Ulan tabii solar da, rimeli akmış kadın gibi acuzeleşir de o adam senin sırtında.
Her türlü radikalizmi bilimsel soğukkanlılıkla dıştalayan bir adam olarak Che’nin düşüncelerine eleştirel yaklaşsam da, kişiliğine büyük sempatim vardır. Kişiliğini düşüncelerinden soyutlamanın imkânsız olduğunu da bilirim. Bu yüzden, evimde çok güzel bir fotoğrafı asılı olmasına karşın –zaten giyim tarzım elvermez ama– asla t-shirt’ünü giyme cesaretini gösteremem. Yok, karşıt görüşlülerin hışmından korktuğum için değil, giysilerin insanın kişiliğini yansıttığına inandığımdan. Mesela, adam Metallica desenli bir şey giyiyorsa, anlarız ki, heavy-metalcidir, Metallica müziğini severek dinler. Che t-shirt’ü giymek de, “Ben Che’yi benimsiyorum, savunuyorum” demektir. Bana göre yani. Che ile biricik benzerliği uzun saç olan bir zirzop, moda diye giyinip dolanırsa, sinirleniyorum haliyle.

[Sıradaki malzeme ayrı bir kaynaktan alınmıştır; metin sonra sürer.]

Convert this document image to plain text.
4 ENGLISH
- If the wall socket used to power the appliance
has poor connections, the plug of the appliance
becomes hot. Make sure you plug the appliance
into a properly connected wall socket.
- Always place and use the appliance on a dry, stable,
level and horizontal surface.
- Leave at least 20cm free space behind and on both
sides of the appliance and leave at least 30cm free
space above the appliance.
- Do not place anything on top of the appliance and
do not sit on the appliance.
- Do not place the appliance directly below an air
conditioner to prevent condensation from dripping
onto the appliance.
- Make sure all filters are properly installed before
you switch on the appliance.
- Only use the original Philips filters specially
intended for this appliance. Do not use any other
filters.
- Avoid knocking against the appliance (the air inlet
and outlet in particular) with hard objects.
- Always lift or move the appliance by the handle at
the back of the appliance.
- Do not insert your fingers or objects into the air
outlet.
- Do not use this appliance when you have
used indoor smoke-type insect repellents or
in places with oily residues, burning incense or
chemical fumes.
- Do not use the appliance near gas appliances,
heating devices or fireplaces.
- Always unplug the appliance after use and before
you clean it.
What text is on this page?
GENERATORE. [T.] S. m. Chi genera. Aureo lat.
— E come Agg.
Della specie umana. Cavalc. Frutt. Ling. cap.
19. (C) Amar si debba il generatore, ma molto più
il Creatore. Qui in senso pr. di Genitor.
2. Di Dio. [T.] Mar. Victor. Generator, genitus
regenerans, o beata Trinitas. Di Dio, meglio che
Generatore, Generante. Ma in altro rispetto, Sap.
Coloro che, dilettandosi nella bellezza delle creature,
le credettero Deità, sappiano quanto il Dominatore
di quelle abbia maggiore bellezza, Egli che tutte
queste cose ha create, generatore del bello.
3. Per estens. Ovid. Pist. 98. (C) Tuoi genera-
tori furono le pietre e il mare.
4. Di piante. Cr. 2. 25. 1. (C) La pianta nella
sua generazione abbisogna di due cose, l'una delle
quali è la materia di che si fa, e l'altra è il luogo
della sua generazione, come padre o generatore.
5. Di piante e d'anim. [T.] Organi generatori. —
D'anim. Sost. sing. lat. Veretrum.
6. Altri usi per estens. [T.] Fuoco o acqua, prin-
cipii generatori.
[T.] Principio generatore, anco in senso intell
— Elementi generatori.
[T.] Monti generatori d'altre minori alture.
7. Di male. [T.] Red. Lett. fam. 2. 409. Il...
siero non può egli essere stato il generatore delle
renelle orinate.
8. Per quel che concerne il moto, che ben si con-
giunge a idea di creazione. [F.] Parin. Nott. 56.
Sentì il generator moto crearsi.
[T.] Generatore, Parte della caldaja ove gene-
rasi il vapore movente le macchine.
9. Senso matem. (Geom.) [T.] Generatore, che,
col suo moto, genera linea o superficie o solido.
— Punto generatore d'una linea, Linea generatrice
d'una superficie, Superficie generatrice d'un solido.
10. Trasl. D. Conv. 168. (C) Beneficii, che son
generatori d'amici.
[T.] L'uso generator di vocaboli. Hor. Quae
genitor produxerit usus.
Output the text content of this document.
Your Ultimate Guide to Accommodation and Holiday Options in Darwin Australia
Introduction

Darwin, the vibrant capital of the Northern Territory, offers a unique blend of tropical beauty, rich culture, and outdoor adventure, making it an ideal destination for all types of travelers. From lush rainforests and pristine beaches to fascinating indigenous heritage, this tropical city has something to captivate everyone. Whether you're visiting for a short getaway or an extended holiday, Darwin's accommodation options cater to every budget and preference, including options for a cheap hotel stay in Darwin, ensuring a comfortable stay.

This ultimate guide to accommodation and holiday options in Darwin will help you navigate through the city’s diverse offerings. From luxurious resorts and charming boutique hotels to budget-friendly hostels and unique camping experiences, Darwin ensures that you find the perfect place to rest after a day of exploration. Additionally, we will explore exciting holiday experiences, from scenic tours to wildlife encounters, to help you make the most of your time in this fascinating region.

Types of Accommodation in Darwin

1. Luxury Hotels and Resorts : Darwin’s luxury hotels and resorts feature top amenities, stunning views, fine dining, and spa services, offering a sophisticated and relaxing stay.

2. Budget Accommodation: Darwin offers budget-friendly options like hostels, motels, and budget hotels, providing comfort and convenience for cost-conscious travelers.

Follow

Ömrünü devrimci ve anti-emperyalist mücadeleye adamış bir adam, “hoş bir desen”e nasıl indirgendi? Sanki fizik özellikleri miydi Che’yi Che yapan? Ya da, romantik bir iç gıcıklanması yaratan bir maceracıdan mı ibaretti?
Oğlanın ağzının ortasına bir tane aşketmemek için, aceleyle çıktım oradan. Saygısız! Bir yandan da, aklım, kapitalizmin, can düşmanlarını bile para kazanmakta kullanabilme becerisini nasıl gösterebildiğine takılmıştı. Adamı katledeceksin; onunla aynı idealleri paylaşanları yok etmek için elinden geleni ardına koymayacaksın; devrim zaferini yaşadığı ülkeyi boğmak için binbir dolap çevireceksin; sonra da bu büyük savaşçıyı incik boncuk haline getirip pazarlayacaksın. Oh!
Tabii, asıl suçlu, Che’yi gerçekten de incik boncuk gibi algılayanlar. Mesela, o herif giymiştir t-shirt’ü, “yakıştı mı” diye de sormuştur sevgilisine. “Ayy, çok açtı seni!” Yalan! Hiç yakışmadı. O üstündekine çizilmiş olan yüzün sahibi var ya, senin şimdi tü kaka ettiğin bütün değerler için ölümü hiçe saydı teres! Senin yücelttiğin şeylerle mücadeleye adadı kendini. Kirletme onu! Tüketmeye çalışma...
Tuncay’ı hatırladım şimdi. Deng Siaoping hayranı tuhaf bir herifti. Çin’den buna üzerinde Deng fotografı olan bir saat getirmişlerdi. Ama, artık nasıl bir imalat hatasıysa, akreple yelkovan çakışınca saat duruyordu, çalışsın diye habire silkelemek zorunda kalıyordunuz. “Hah,” demiştik, “tam Deng çizgisinde bir saat.” Hiç değilse, Tuncay Deng’çiydi. Ya Fahri? Çoktaan devrimciliği falan boşlamış, para istifler olmuştu. Kolunda da Che’li saat. Hem de “made in USA”. Saat üçe çeyrek kala ve dokuzu çeyrek geçe, akreple yelkovan Che’nin gözlerini kapatırdı. Ben de bu olayı her görüşümde, böyle bir aksesuara dönüştüğünü görmek istemediğini düşünerek, içimden Che’den özür diler, Fahri’ye küfürü basardım...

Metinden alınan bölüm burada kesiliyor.